Bumble Bees and Herschell Carousel at McCullough’s Kiddie Park, Coney Island, September 3, 2012. Photo © me-myself-i/Tricia Vita via flickr
A family who has operated amusements in Coney Island for four generations and is related to the Tilyous of Steeplechase Park is closing their last remaining business here. We’re sad to report the news that McCullough’s Kiddie Park, which has been on 12th Street at the Bowery in Coney Island since the 1960s is closing this month. “Unfortunately we weren’t able to come to an agreement on extending the lease. Technically today is the last day,” Carol McCullough told ATZ on Labor Day, “but we might stay open another weekend or two or three, depending on the weather.” The lease with property owner Thor Equities leaves them until the end of the year to move the rides off the property.
“Jimmy McCullough and the McCullough family would like to thank our customers for generations and decades, and all of our business associates in Coney Island,” said Carol McCullough, whose father Jimmy is the oldest ride owner in Coney Island. The closing of McCullough’s marks yet another critical point in the exit of independent amusement operators in Coney Island. It started in 2007, with Thor’s eviction of Norman Kaufman’s Batting Range and Go Kart City and the Zipper and Spider rides documented in Amy Nicholson’s upcoming film “Zipper.”

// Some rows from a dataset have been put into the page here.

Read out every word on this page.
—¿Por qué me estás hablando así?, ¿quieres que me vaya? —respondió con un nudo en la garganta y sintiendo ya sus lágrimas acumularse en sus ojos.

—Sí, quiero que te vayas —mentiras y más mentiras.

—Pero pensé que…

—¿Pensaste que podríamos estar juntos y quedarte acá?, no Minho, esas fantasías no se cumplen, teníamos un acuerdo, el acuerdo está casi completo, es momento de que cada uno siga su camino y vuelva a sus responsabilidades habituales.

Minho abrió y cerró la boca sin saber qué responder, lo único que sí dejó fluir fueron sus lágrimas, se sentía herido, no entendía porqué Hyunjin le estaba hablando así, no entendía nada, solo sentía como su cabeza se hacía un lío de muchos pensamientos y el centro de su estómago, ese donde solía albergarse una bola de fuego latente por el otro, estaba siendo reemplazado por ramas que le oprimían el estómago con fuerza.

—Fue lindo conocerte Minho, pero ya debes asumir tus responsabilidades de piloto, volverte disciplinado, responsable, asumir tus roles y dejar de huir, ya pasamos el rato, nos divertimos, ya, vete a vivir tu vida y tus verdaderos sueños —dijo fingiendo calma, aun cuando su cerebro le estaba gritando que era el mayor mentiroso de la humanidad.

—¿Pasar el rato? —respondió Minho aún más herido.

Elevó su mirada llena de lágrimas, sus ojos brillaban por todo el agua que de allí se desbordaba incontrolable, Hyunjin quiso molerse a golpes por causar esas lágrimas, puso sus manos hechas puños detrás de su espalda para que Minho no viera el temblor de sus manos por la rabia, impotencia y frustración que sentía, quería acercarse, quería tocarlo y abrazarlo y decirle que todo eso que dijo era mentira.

Although McCullough’s Kiddie Park has operated on 12th Street for fifty years, the family’s history in Coney Island goes back much further. Four generations of McCulloughs have owned and operated amusement rides here. They are related to the Tilyou family of Steeplechase Park as well as to the Stubbmann family, whose Coney Island carousel became part of the one in Flushing Meadows.

More Rides at McCullough's Kiddie Park, Coney Island. May 15, 2009. Photo © me-myself-i/Tricia Vita via flickr
“My grandfather’s parents were James McCullough and Katherine Tilyou, who had eight children,’ said Carol, who along with her sister has worked in the family business for the past twenty-six years. The McCulloughs were also traveling showmen. They owned and operated such rides as one of the first Zippers ever manufactured, the Round-Up and the Skywheel, which they brought to Toronto’s CNE and booked into fairs as independent ride operators.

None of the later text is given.